Bank Holiday Monday
4May 30, 2016 by welshcyclist
Strange but true! It’s a bank holiday, and the sun has been glorious all day. Feeling quite tired, my old left knee has been giving me gyp, not from cycling on this beautiful day, but climbing ladders and painting, my sons’ recently vacated bedrooms. Up and down stairs all day, standing on the step ladder has certainly taken its toll and this here body. My back is sore, and my knee feels very fragile and unstable.
On top of that, my foreman, her indoors, has had me up the step ladder re-hanging curtains of the massive kind. All the time chatting about doing this and that to the old homestead, from the back garden to the various rooms around the house. Where will I find the time? It is going to be all go this summer, if the boss has her way!
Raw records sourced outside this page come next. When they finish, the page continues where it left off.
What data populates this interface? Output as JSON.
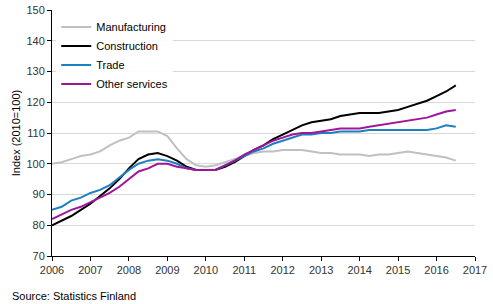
{
  "chart_data": {
    "type": "line",
    "y_label": "Index (2010=100)",
    "source": "Source: Statistics Finland",
    "x": [
      2006,
      2006.25,
      2006.5,
      2006.75,
      2007,
      2007.25,
      2007.5,
      2007.75,
      2008,
      2008.25,
      2008.5,
      2008.75,
      2009,
      2009.25,
      2009.5,
      2009.75,
      2010,
      2010.25,
      2010.5,
      2010.75,
      2011,
      2011.25,
      2011.5,
      2011.75,
      2012,
      2012.25,
      2012.5,
      2012.75,
      2013,
      2013.25,
      2013.5,
      2013.75,
      2014,
      2014.25,
      2014.5,
      2014.75,
      2015,
      2015.25,
      2015.5,
      2015.75,
      2016,
      2016.25,
      2016.5
    ],
    "series": [
      {
        "name": "Manufacturing",
        "color": "#c0c0c0",
        "values": [
          100,
          100.5,
          101.5,
          102.5,
          103,
          104,
          106,
          107.5,
          108.5,
          110.5,
          110.5,
          110.5,
          109,
          105,
          101.5,
          99.5,
          99,
          99.5,
          100.5,
          101.5,
          102.5,
          103.5,
          104,
          104,
          104.5,
          104.5,
          104.5,
          104,
          103.5,
          103.5,
          103,
          103,
          103,
          102.5,
          103,
          103,
          103.5,
          104,
          103.5,
          103,
          102.5,
          102,
          101
        ]
      },
      {
        "name": "Construction",
        "color": "#000000",
        "values": [
          80,
          81.5,
          83,
          85,
          87,
          89.5,
          92,
          95,
          98.5,
          101.5,
          103,
          103.5,
          102.5,
          101,
          99,
          98,
          98,
          98,
          99,
          100.5,
          102.5,
          104.5,
          106,
          108,
          109.5,
          111,
          112.5,
          113.5,
          114,
          114.5,
          115.5,
          116,
          116.5,
          116.5,
          116.5,
          117,
          117.5,
          118.5,
          119.5,
          120.5,
          122,
          123.5,
          125.5
        ]
      },
      {
        "name": "Trade",
        "color": "#1b7fc2",
        "values": [
          85,
          86,
          88,
          89,
          90.5,
          91.5,
          93,
          95.5,
          98,
          100,
          101,
          101.5,
          101,
          100,
          98.5,
          98,
          98,
          98,
          99.5,
          101,
          102.5,
          104,
          105,
          106.5,
          107.5,
          108.5,
          109.5,
          109.5,
          110,
          110,
          110.5,
          110.5,
          110.5,
          111,
          111,
          111,
          111,
          111,
          111,
          111,
          111.5,
          112.5,
          112
        ]
      },
      {
        "name": "Other services",
        "color": "#a0169a",
        "values": [
          82,
          83.5,
          85,
          86,
          87.5,
          89,
          90.5,
          92.5,
          95,
          97.5,
          98.5,
          100,
          100,
          99,
          98.5,
          98,
          98,
          98,
          99.5,
          101,
          103,
          104.5,
          106,
          107.5,
          108.5,
          109.5,
          110,
          110,
          110.5,
          111,
          111.5,
          111.5,
          111.5,
          112,
          112.5,
          113,
          113.5,
          114,
          114.5,
          115,
          116,
          117,
          117.5
        ]
      }
    ],
    "xlim": [
      2006,
      2017
    ],
    "xticks": [
      2006,
      2007,
      2008,
      2009,
      2010,
      2011,
      2012,
      2013,
      2014,
      2015,
      2016,
      2017
    ],
    "ylim": [
      70,
      150
    ],
    "yticks": [
      70,
      80,
      90,
      100,
      110,
      120,
      130,
      140,
      150
    ],
    "grid": true,
    "legend": "top-left"
  }
}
No bike rides since Saturday evening, my commute home after a day shift in my signal box. It was a fantastic ride, despite the fact the weather changed from sunshine, when I started, to a thunderstorm 20 minutes in to the pedal.
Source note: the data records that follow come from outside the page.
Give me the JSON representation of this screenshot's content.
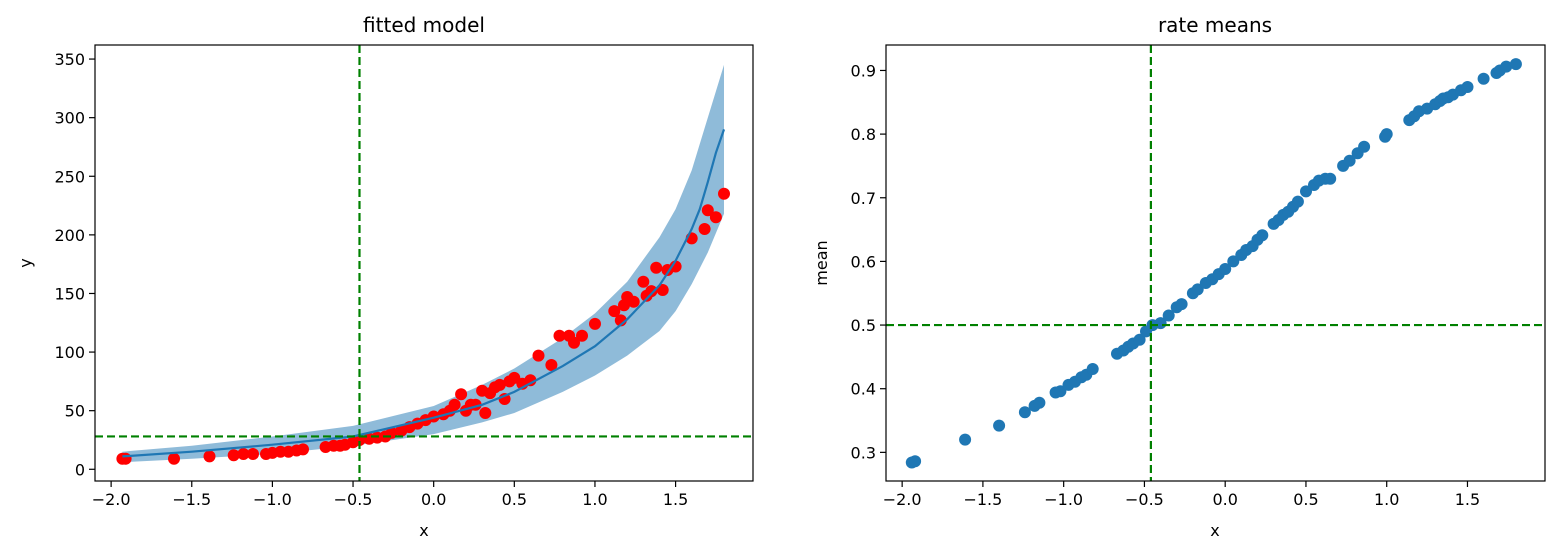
{
  "chart_data": [
    {
      "type": "scatter",
      "title": "fitted model",
      "xlabel": "x",
      "ylabel": "y",
      "xlim": [
        -2.1,
        1.98
      ],
      "ylim": [
        -10,
        362
      ],
      "xticks": [
        -2.0,
        -1.5,
        -1.0,
        -0.5,
        0.0,
        0.5,
        1.0,
        1.5
      ],
      "xtick_labels": [
        "−2.0",
        "−1.5",
        "−1.0",
        "−0.5",
        "0.0",
        "0.5",
        "1.0",
        "1.5"
      ],
      "yticks": [
        0,
        50,
        100,
        150,
        200,
        250,
        300,
        350
      ],
      "ytick_labels": [
        "0",
        "50",
        "100",
        "150",
        "200",
        "250",
        "300",
        "350"
      ],
      "grid": false,
      "observed": {
        "color": "#ff0000",
        "x": [
          -1.93,
          -1.91,
          -1.61,
          -1.39,
          -1.24,
          -1.18,
          -1.12,
          -1.04,
          -1.0,
          -0.95,
          -0.9,
          -0.85,
          -0.81,
          -0.67,
          -0.62,
          -0.58,
          -0.55,
          -0.5,
          -0.46,
          -0.4,
          -0.35,
          -0.3,
          -0.26,
          -0.2,
          -0.15,
          -0.1,
          -0.05,
          0.0,
          0.06,
          0.1,
          0.13,
          0.17,
          0.2,
          0.23,
          0.26,
          0.3,
          0.32,
          0.35,
          0.38,
          0.41,
          0.44,
          0.47,
          0.5,
          0.55,
          0.6,
          0.65,
          0.73,
          0.78,
          0.84,
          0.87,
          0.92,
          1.0,
          1.12,
          1.16,
          1.18,
          1.2,
          1.24,
          1.3,
          1.32,
          1.35,
          1.38,
          1.42,
          1.45,
          1.5,
          1.6,
          1.68,
          1.7,
          1.75,
          1.8
        ],
        "y": [
          9,
          9,
          9,
          11,
          12,
          13,
          13,
          13,
          14,
          15,
          15,
          16,
          17,
          19,
          20,
          20,
          21,
          23,
          25,
          26,
          27,
          28,
          31,
          33,
          36,
          39,
          42,
          45,
          47,
          50,
          55,
          64,
          50,
          55,
          55,
          67,
          48,
          65,
          70,
          72,
          60,
          75,
          78,
          73,
          76,
          97,
          89,
          114,
          114,
          108,
          114,
          124,
          135,
          127,
          140,
          147,
          143,
          160,
          148,
          152,
          172,
          153,
          170,
          173,
          197,
          205,
          221,
          215,
          235
        ]
      },
      "mean_line": {
        "color": "#1f77b4",
        "x": [
          -1.93,
          -1.5,
          -1.0,
          -0.5,
          0.0,
          0.3,
          0.5,
          0.8,
          1.0,
          1.2,
          1.4,
          1.5,
          1.6,
          1.65,
          1.7,
          1.75,
          1.8
        ],
        "y": [
          11,
          15,
          21,
          28,
          44,
          55,
          66,
          88,
          105,
          128,
          157,
          178,
          205,
          222,
          245,
          270,
          290
        ]
      },
      "band": {
        "color": "#1f77b4",
        "opacity": 0.5,
        "x": [
          -1.93,
          -1.5,
          -1.0,
          -0.5,
          0.0,
          0.3,
          0.5,
          0.8,
          1.0,
          1.2,
          1.4,
          1.5,
          1.6,
          1.7,
          1.8
        ],
        "lower": [
          6,
          9,
          13,
          20,
          30,
          40,
          48,
          66,
          80,
          97,
          118,
          135,
          158,
          185,
          218
        ],
        "upper": [
          15,
          20,
          28,
          37,
          54,
          72,
          86,
          112,
          133,
          160,
          198,
          222,
          255,
          300,
          345
        ]
      },
      "vline": {
        "x": -0.46,
        "color": "#008000"
      },
      "hline": {
        "y": 28,
        "color": "#008000"
      }
    },
    {
      "type": "scatter",
      "title": "rate means",
      "xlabel": "x",
      "ylabel": "mean",
      "xlim": [
        -2.1,
        1.98
      ],
      "ylim": [
        0.255,
        0.94
      ],
      "xticks": [
        -2.0,
        -1.5,
        -1.0,
        -0.5,
        0.0,
        0.5,
        1.0,
        1.5
      ],
      "xtick_labels": [
        "−2.0",
        "−1.5",
        "−1.0",
        "−0.5",
        "0.0",
        "0.5",
        "1.0",
        "1.5"
      ],
      "yticks": [
        0.3,
        0.4,
        0.5,
        0.6,
        0.7,
        0.8,
        0.9
      ],
      "ytick_labels": [
        "0.3",
        "0.4",
        "0.5",
        "0.6",
        "0.7",
        "0.8",
        "0.9"
      ],
      "grid": false,
      "points": {
        "color": "#1f77b4",
        "x": [
          -1.94,
          -1.92,
          -1.61,
          -1.4,
          -1.24,
          -1.18,
          -1.15,
          -1.05,
          -1.02,
          -0.97,
          -0.93,
          -0.89,
          -0.86,
          -0.82,
          -0.67,
          -0.63,
          -0.6,
          -0.57,
          -0.53,
          -0.49,
          -0.45,
          -0.4,
          -0.35,
          -0.3,
          -0.27,
          -0.2,
          -0.17,
          -0.12,
          -0.08,
          -0.04,
          0.0,
          0.05,
          0.1,
          0.13,
          0.17,
          0.2,
          0.23,
          0.3,
          0.33,
          0.36,
          0.39,
          0.42,
          0.45,
          0.5,
          0.55,
          0.58,
          0.62,
          0.65,
          0.73,
          0.77,
          0.82,
          0.86,
          0.99,
          1.0,
          1.14,
          1.17,
          1.2,
          1.25,
          1.3,
          1.33,
          1.35,
          1.38,
          1.41,
          1.46,
          1.5,
          1.6,
          1.68,
          1.7,
          1.74,
          1.8
        ],
        "y": [
          0.284,
          0.286,
          0.32,
          0.342,
          0.363,
          0.373,
          0.378,
          0.394,
          0.396,
          0.406,
          0.411,
          0.418,
          0.422,
          0.431,
          0.455,
          0.46,
          0.466,
          0.471,
          0.477,
          0.49,
          0.5,
          0.503,
          0.515,
          0.528,
          0.533,
          0.55,
          0.556,
          0.566,
          0.572,
          0.58,
          0.588,
          0.6,
          0.61,
          0.618,
          0.624,
          0.634,
          0.641,
          0.659,
          0.665,
          0.673,
          0.678,
          0.686,
          0.694,
          0.71,
          0.72,
          0.727,
          0.73,
          0.73,
          0.75,
          0.758,
          0.77,
          0.78,
          0.796,
          0.8,
          0.822,
          0.828,
          0.836,
          0.84,
          0.847,
          0.852,
          0.856,
          0.858,
          0.862,
          0.869,
          0.874,
          0.887,
          0.896,
          0.9,
          0.906,
          0.91
        ]
      },
      "vline": {
        "x": -0.46,
        "color": "#008000"
      },
      "hline": {
        "y": 0.5,
        "color": "#008000"
      }
    }
  ]
}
Strange but true, I love a pedal in a thunderstorm! It really makes me feel alive. I have often wondered whether or not I am in danger pedalling through hail, hammering rain, those flashes of lightening and blasts of deafening sound. Would the rubber of my tyres save me from a lightening strike? I really don’t know.
But back to the ride itself, it ranks as my second best thunder ride, I’ll call them, in my experience. The best was, undoubtedly, a pedal a couple of years ago. Again, it was my homeward commute from work, but this time it was much later in the year, and it was quite dark when the storm interrupted my journey, the flashes of light were brilliant.
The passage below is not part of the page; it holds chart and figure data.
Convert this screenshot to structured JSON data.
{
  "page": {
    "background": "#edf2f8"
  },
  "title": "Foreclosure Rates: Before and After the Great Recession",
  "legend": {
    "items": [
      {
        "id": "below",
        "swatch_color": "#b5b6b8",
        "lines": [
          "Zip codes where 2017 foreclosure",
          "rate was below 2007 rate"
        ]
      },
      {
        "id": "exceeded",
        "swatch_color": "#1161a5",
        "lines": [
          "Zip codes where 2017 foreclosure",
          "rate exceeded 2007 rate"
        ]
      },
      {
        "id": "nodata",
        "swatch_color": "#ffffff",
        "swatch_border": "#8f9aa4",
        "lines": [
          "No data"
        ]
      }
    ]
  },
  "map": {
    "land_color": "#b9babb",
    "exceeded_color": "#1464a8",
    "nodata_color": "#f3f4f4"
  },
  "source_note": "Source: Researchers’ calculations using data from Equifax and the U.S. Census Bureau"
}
Pedalling through a thunderstorm is my idea of heaven, or one of them at least.
Cheers.
I have pedalled through thunderstorms with the same question in my mind. If you are not on top of a hill, you are probably OK. I didn’t like as much as you did!
That’s because I am obviously strange! I agree you are probably more at risk on hills, especially on those sparsely wooded hills I see on your pedals, but then again if you are going like lightening, can the lightening catch up to you? Whereas I am a slow target. But it’s a serious question, would the rubber tyres dissipate the strike? I need to google this subject. Cheers.
Let me know what you find out, It may be important.
Well, I’m sorry I googled that! Ignorance is bliss, sorry was,as they say. The fact is it’s very dangerous to cycle in a thunderstorm, gulp! But where would I shelter? Having now also googled that question, I think it’s probably safest to call a taxi and get home! The great outdoors is a very dangerous place in a thunderstorm. The best I can do, I believe, is forget about it. Whether I can or not, is the question, now, having asked the questions, I’ve opened pandora’s box. The rubber tyres on my bike are no protection at all, and only add to the danger of attracting a strike. Gulp again!